My parents, Marina Dmitrieva and Gasan Gusejnov, co-produced this book in many ways. In addition to reading drafts and discussing ideas, their own work has had an influence on me in ways that a footnote would not reflect adequately. My mother’s study of Italian architects from the Renaissance in central Europe, Italien in Sarmatien (2008), was a memorable adventure in European cultural geography, which has been as indicative to me as her work on the art of the Russian and central European avant-garde and the periodical communities associated with it. My father’s fieldwork on the language and culture of late Soviet and post-Soviet national identity, first begun in the journal The Twentieth Century and the World, which he co-edited with Denis Dragunsky in the years of perestroika, was as important an influence as his The Map of our Motherland (2005), a book about imperial phantom pains in the post-Soviet Russian cartographic imaginary. My grandfather, Chingiz Huseinov, helped me to organize my thinking about imperial decline, and provided me with inspiration on transnational and postcolonial imaginaries through his novel on the revolution, Doktor N (1998).

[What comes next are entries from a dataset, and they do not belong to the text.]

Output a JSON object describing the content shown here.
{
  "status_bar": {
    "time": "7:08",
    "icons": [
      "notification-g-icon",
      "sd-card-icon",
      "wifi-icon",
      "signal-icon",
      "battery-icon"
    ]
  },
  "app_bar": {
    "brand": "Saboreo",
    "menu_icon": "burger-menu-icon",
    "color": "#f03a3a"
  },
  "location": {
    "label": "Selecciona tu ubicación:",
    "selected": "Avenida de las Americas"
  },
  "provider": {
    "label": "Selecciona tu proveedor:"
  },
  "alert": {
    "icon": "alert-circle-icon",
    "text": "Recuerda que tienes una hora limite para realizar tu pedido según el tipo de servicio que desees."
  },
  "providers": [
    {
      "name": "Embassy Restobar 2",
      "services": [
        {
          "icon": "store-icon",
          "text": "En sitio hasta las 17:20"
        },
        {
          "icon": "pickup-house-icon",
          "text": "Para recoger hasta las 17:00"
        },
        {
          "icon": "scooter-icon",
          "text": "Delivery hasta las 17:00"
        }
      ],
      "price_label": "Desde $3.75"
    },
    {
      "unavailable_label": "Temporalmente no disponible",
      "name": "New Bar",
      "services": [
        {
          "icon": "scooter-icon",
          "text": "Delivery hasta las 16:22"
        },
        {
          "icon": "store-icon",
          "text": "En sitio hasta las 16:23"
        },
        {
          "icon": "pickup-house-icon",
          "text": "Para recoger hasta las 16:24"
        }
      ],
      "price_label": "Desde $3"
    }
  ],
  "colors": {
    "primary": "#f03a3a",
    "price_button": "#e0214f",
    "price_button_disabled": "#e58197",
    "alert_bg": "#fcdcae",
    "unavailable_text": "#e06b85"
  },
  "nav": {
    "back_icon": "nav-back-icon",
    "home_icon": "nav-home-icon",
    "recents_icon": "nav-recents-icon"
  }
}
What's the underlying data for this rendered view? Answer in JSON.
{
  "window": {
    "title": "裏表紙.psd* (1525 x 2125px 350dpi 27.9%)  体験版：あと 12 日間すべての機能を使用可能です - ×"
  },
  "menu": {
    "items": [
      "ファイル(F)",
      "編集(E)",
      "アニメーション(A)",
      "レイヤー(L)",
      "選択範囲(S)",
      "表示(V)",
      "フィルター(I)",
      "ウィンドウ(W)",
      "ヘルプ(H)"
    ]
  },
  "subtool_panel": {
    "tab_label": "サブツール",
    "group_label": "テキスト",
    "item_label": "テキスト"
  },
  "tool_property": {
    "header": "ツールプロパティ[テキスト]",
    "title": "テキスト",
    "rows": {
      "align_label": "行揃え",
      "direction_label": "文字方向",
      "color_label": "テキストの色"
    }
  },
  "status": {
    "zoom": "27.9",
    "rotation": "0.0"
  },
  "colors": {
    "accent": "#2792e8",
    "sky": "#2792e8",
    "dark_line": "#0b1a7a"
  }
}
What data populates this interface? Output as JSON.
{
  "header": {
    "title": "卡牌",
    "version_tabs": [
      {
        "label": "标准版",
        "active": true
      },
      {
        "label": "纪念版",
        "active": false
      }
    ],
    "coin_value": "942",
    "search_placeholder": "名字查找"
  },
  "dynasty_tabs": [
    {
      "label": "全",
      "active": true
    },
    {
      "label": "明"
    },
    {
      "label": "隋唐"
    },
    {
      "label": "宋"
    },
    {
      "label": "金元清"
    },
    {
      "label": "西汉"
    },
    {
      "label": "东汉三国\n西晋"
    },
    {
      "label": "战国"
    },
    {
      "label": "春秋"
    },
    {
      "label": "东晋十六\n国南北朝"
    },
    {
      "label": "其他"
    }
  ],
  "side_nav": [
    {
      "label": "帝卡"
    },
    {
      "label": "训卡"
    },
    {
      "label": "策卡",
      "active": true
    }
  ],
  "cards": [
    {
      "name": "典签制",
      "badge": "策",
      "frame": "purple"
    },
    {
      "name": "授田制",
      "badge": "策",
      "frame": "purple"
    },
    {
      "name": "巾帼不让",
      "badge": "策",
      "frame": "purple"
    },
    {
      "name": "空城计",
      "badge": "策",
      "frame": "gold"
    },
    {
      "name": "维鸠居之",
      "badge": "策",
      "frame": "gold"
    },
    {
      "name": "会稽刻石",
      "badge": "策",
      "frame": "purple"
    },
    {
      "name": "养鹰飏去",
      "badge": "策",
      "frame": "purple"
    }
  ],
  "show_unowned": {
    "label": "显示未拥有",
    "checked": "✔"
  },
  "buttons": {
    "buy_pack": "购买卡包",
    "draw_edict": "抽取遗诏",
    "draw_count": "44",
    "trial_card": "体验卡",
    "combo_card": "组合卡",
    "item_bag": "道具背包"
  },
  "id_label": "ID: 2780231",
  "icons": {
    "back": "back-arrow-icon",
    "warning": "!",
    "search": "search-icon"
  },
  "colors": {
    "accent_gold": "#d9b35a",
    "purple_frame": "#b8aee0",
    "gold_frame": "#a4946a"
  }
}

My very special thanks go to Andreas Vlachos for having trust in our common itineraries while the counts were taking over.

My grandmother, Nadezhda Dmitrieva, has been assembling an archive of aristocratic memory from our local newspaper, the Leipziger Volkszeitung, in the past years, upon my request. This model of cultural memory in a postsocialist state and other conversations with her have supplied this book with the most important, if less visible, arc to the present. I dedicate this book to her, the real historian in the family.

I am grateful to two anonymous reviewers as well as to the series editors for their constructive comments, and I thank Michael Watson, Amanda George, Maartje Scheltens, Mary Bongiovi, and Louise Bowes of Cambridge University Press, as well as Jeevitha Baskaran, for their encouragement, professionalism, and patience in producing this book.

The remaining faults are mine.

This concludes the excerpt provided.